The parents of a young boy who was killed in the Boston Marathon bombings are asking the Justice Department to drop the death penalty as a possible punishment for bomber Dzhokhar Tsarnaev.

Bill and Denise Richard wrote in a front-page piece in the Boston Globe on Friday that they wanted the case to end and that the continued pursuit of the death penalty "could bring years of appeals and prolong reliving the most painful day of our lives."

The couple's 8-year-old son was one of three people killed in the bombings two years ago. A second child, their 7-year-old daughter, lost one of her legs in the explosions.

The couple urged the Justice Department to take the death penalty off the table in exchange for a life prison sentence without the possibility of release or appeal for the defendant.

"As long as the defendant is in the spotlight, we have no choice but to live a story told on his terms, not ours. The minute the defendant fades from our newspapers and TV screens is the minute we begin the process of rebuilding our lives and our family," they said.

“We understand all too well the heinousness and brutality of the crimes committed,” they said. “We were there. We lived it. The defendant murdered our 8-year-old son, maimed our 7-year-old daughter and stole part of our soul.”

A federal court in Boston is expected to begin the penalty phase against Tsarnaev, a Chechen immigrant, next week. A jury convicted him last week of all 30 charges he faced, including 17 that carry a possible death penalty.

Jurors would have to vote unanimously to sentence Tsarnaev to death.

His lawyers admitted from the start of the federal trial that Dzhokhar, who was 19 at the time, was involved in the plot to detonate two homemade pressure cooker bombs near the finish line of the annual Boston Marathon, killing three people and injuring another 264, with 17 people losing limbs and many others maimed from flying shrapnel.

But the defense has argued that his radicalized elder brother, Tamerlan Tsarnaev, 26, was the driving force behind the attack.

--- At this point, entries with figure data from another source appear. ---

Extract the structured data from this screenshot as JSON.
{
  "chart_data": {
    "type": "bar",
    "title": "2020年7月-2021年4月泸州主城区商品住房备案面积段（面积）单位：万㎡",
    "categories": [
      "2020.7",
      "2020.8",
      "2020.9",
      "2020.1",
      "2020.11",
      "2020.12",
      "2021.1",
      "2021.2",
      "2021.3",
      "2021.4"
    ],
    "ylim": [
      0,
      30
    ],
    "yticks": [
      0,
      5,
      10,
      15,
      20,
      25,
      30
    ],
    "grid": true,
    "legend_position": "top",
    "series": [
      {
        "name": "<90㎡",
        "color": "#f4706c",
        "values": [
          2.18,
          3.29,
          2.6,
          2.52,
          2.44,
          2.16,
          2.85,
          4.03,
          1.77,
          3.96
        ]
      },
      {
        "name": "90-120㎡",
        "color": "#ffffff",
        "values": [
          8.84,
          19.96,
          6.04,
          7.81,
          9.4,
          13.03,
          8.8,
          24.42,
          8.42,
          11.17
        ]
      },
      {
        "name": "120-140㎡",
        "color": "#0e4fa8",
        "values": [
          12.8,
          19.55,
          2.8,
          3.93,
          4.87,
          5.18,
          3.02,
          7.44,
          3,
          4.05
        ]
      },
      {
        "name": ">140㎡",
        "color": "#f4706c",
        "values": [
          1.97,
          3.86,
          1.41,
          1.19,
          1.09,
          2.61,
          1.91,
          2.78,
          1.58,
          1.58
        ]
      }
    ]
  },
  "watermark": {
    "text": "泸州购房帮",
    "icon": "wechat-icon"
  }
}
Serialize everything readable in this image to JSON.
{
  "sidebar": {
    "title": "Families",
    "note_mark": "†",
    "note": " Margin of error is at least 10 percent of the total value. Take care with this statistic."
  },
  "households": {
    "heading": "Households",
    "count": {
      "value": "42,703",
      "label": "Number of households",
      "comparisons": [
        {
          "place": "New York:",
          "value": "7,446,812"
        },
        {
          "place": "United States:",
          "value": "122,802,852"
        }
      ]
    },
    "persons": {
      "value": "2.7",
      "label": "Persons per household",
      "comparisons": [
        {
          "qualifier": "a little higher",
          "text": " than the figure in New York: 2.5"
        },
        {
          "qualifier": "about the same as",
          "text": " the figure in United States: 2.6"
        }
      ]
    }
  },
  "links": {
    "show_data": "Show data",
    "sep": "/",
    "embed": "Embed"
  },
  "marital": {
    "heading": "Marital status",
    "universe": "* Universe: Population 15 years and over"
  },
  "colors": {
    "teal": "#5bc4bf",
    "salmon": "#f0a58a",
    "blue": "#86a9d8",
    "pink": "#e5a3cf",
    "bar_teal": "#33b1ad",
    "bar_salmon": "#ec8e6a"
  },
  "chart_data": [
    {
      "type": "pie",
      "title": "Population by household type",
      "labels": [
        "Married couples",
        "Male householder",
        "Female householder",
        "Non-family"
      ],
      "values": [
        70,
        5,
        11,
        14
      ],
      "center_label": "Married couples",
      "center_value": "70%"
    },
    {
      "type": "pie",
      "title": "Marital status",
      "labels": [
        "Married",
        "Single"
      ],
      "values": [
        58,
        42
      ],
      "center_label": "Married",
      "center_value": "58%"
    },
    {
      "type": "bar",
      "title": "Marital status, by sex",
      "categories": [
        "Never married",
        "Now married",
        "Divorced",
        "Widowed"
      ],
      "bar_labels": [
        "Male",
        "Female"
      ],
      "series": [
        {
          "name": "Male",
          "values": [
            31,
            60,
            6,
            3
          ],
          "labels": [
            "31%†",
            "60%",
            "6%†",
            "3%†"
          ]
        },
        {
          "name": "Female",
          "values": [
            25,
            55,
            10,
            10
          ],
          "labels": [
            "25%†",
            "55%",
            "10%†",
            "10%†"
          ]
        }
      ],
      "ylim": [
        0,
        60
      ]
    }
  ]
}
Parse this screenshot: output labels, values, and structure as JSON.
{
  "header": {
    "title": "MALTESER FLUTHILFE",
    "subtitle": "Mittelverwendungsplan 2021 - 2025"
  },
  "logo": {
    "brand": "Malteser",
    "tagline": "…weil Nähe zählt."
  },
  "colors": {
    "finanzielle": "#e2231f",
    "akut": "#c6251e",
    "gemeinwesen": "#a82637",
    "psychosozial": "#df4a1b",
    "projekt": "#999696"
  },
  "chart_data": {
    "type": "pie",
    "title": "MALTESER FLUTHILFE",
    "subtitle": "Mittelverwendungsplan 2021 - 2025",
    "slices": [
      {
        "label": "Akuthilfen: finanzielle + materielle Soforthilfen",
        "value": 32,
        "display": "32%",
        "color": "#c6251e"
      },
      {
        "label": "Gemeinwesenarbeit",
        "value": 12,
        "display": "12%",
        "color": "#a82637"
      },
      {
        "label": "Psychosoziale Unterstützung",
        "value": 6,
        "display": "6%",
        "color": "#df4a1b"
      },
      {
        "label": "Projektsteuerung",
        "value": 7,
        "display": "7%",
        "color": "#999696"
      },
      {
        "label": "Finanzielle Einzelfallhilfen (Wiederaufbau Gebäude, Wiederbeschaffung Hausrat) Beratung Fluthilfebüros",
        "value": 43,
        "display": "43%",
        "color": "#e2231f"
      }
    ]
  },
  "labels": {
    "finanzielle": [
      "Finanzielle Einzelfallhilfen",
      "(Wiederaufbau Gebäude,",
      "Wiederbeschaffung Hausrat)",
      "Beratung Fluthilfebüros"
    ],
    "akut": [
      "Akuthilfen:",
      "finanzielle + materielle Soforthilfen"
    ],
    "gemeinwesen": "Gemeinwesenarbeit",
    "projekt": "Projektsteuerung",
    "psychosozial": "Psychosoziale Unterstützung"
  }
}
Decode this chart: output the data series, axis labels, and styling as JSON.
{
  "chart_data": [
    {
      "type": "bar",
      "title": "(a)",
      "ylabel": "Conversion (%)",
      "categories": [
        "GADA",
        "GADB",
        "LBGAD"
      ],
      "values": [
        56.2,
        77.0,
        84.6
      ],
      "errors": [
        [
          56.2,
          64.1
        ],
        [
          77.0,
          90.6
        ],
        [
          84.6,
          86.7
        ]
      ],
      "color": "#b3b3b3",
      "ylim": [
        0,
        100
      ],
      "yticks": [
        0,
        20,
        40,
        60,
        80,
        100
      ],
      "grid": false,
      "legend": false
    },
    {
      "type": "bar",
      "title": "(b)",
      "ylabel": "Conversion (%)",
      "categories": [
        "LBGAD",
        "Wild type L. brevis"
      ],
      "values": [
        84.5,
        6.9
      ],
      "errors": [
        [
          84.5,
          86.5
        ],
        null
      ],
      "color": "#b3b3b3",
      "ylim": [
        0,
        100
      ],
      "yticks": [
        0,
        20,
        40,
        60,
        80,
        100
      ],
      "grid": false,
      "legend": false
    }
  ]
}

Noted defense attorney Judy Clarke, who has successfully kept other notorious U.S. murder convicts off death row, told the jury in her closing argument, "If not for Tamerlan, it would not have happened."

Tamerlan Tsarnaev was killed days after the April 15, 2013, blasts, when Dzhokhar inadvertently drove over him as the two brothers attempted to escape a massive police manhunt throughout the Boston area. They shot a university policeman to death while attempting to flee authorities.